Until now, Ive’s job title has been Senior Vice President of Design. But I can reveal that he has just been promoted and is now Apple’s Chief Design Officer. It is therefore an especially exciting time for him.
Inside the fabled design studio (cloths over the long tables hiding the exciting new prototypes from prying eyes like mine) Jony has two people with him. They too have been promoted as part of Ive’s new role.
In a profile at The Telegraph, Stephen Fry reveals Jony Ive's new role at Apple. Richard Howarth and Alan Dye (both profiled by Wired and The New Yorker earlier this year in their Apple Watch coverage) will report to Jony Ive and become VPs of Industrial Design and Human Interface, respectively.

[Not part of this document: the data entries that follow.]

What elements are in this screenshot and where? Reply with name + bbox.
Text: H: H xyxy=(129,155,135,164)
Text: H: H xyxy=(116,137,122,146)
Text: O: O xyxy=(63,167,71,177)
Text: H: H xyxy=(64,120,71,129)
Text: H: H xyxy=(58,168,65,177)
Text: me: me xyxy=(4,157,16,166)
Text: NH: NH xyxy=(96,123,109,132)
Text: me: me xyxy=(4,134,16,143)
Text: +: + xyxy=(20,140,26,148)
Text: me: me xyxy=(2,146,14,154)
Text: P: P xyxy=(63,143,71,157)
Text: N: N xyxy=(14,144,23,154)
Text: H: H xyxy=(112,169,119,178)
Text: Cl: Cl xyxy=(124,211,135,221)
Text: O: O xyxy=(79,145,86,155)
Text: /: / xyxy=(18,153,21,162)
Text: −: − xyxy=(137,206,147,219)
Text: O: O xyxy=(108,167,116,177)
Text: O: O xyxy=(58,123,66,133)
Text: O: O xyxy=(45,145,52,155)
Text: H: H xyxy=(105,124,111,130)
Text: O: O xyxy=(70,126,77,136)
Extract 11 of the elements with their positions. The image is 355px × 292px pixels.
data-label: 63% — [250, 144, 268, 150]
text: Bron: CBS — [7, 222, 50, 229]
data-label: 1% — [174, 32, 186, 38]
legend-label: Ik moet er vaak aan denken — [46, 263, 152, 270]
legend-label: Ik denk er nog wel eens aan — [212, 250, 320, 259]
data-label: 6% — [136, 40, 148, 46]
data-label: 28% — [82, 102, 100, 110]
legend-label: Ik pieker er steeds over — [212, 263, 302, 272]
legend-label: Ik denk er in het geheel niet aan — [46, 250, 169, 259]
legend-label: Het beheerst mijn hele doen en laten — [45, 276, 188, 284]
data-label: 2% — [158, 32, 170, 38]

According to an internal memo published by 9to5Mac, the change will be effective starting July 1.
Later in the profile, Stephen Fry asked Ive about his new role:
When I catch up with Ive alone, I ask him why he has seemingly relinquished the two departments that had been so successfully under his control. “Well, I’m still in charge of both,” he says, “I am called Chief Design Officer. Having Alan and Richard in place frees me up from some of the administrative and management work which isn’t … which isn’t …”
“Which isn’t what you were put on this planet to do?”
“Exactly. Those two are as good as it gets. Richard was lead on the iPhone from the start. He saw it all the way through from prototypes to the first model we released. Alan has a genius for human interface design. So much of the Apple Watch’s operating system came from him. With those two in place I can …”
Ive is currently overseeing the design of future Apple retail stores and Apple Campus 2 on top of his existing duties in the Industrial Design and Human Interface groups. It'll be interesting to see what this leadership change will mean for Ive's participation in new Apple products going forward and if the role of Marc Newson (who joined Apple last year) will be altered as well.